Chemotherapy. Using special drugs to shrink or kill the cancer. The drugs can be pills you take or medicines given through your veins, or, sometimes, both.
Biological therapy. Works with your body’s immune system to help it fight cancer or to control side effects from other cancer treatments. Side effects are how your body reacts to drugs or other treatments.

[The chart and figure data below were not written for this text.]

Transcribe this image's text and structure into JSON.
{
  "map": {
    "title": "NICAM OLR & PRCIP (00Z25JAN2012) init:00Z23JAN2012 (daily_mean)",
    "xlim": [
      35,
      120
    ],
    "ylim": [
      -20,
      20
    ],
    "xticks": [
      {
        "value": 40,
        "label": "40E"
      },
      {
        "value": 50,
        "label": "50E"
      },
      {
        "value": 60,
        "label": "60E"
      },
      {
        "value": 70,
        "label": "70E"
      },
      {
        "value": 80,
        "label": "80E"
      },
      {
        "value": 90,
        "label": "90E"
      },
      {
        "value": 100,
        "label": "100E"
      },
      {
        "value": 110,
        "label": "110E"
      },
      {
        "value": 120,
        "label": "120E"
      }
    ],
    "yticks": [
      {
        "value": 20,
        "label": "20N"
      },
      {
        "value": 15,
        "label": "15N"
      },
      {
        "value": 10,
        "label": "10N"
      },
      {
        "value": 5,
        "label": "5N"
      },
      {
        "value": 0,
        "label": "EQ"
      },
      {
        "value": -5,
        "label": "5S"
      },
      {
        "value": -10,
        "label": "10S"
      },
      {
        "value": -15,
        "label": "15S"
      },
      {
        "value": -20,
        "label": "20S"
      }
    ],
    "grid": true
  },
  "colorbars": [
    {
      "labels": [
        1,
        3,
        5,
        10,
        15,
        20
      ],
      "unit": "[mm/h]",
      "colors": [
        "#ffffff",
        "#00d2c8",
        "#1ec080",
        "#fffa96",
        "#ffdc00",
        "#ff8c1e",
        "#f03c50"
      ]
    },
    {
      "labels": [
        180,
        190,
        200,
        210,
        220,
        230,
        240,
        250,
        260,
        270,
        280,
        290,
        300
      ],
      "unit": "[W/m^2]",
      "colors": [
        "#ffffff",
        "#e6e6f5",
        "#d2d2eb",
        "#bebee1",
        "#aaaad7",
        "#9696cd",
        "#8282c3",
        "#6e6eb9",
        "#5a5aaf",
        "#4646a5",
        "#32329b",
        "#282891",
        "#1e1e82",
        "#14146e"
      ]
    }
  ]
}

High-intensity focused ultrasound. This therapy directs high-energy sound waves (ultrasound) at the cancer to kill cancer cells.
Hormone therapy. Blocks cancer cells from getting the hormones they need to grow.
If diagnosed early, many prostate cancers grow slowly and don’t cause any health problems in men who have them.
If you decide not to get screened, you can always change your mind later. If you decide to get screened, it does not mean you have to go to the next step. You should discuss each step with your doctor.
Most prostate cancers found by screening are small and slow growing and may not be fatal. Some men may have a faster growing prostate cancer and will benefit from early treatment.
Older men, African-American men, and men who have a family history of prostate cancer have a greater risk for developing prostate cancer. If you are concerned that you may have a greater risk for prostate cancer, talk to your doctor about screening.
Screening for prostate cancer
One screening test for prostate cancer is a prostate-specific antigen (PSA) blood test, which can be abnormal (not normal) for several reasons besides prostate cancer.
The only way to know if an abnormal test is due to cancer is to do a biopsy. A biopsy is a surgery to get small pieces of the prostate to look at under a microscope. If the biopsy shows there are cancer cells, then your doctor will discuss treatment options.
Treatment of prostate cancer may include:
Close monitoring and follow-up visits.
Radiation.
Surgery to remove the prostate.
Side effects from radiation or surgery may include:
Impotence.
Loss of bladder control.
Problems with your rectum.
Risk factors for prostate cancer:
The best known and proven risk factors for prostate cancer are advancing age, race and a positive family history of prostate cancer.
There are other risk factors but there is less evidence for these:
Age
As men get older they are more likely to get prostate cancer. The risk for prostate cancer begins to rise sharply after age 55 years and peaks at age 70–74. Global statistics show that three quarters of prostate cancer occur in men over the age of 65 and that prostate cancer is rare in men below the age of 50. However it is important to note that black African men tend to get prostate cancer at a younger age.
Race
In the USA the risk of prostate cancer is 60% higher in black American men compared to white males. The risk of dying of prostate cancer amongst Black African American men is also twice as high as that of white American men. The current statistics in South Africa are unreliable for a number of reasons but based on the studies from the USA and the UK we believe that black African men are at a much higher risk of getting prostate cancer than other race groups. The type of prostate cancer that they get is also likely to be more aggressive and to be passed on genetically.
Family history
There is strong evidence to show that a family history of prostate cancer increases a man’s risk of prostate cancer. Men who have a father or brother with prostate cancer are 2 to 3 times more likely to get prostate cancer themselves. The number of relatives with prostate cancer and their age at diagnosis is also important in terms of the likelihood of being affected at a younger age. Some studies show that having a mother or daughter who has had breast cancer also increases a man’s risk for prostate cancer.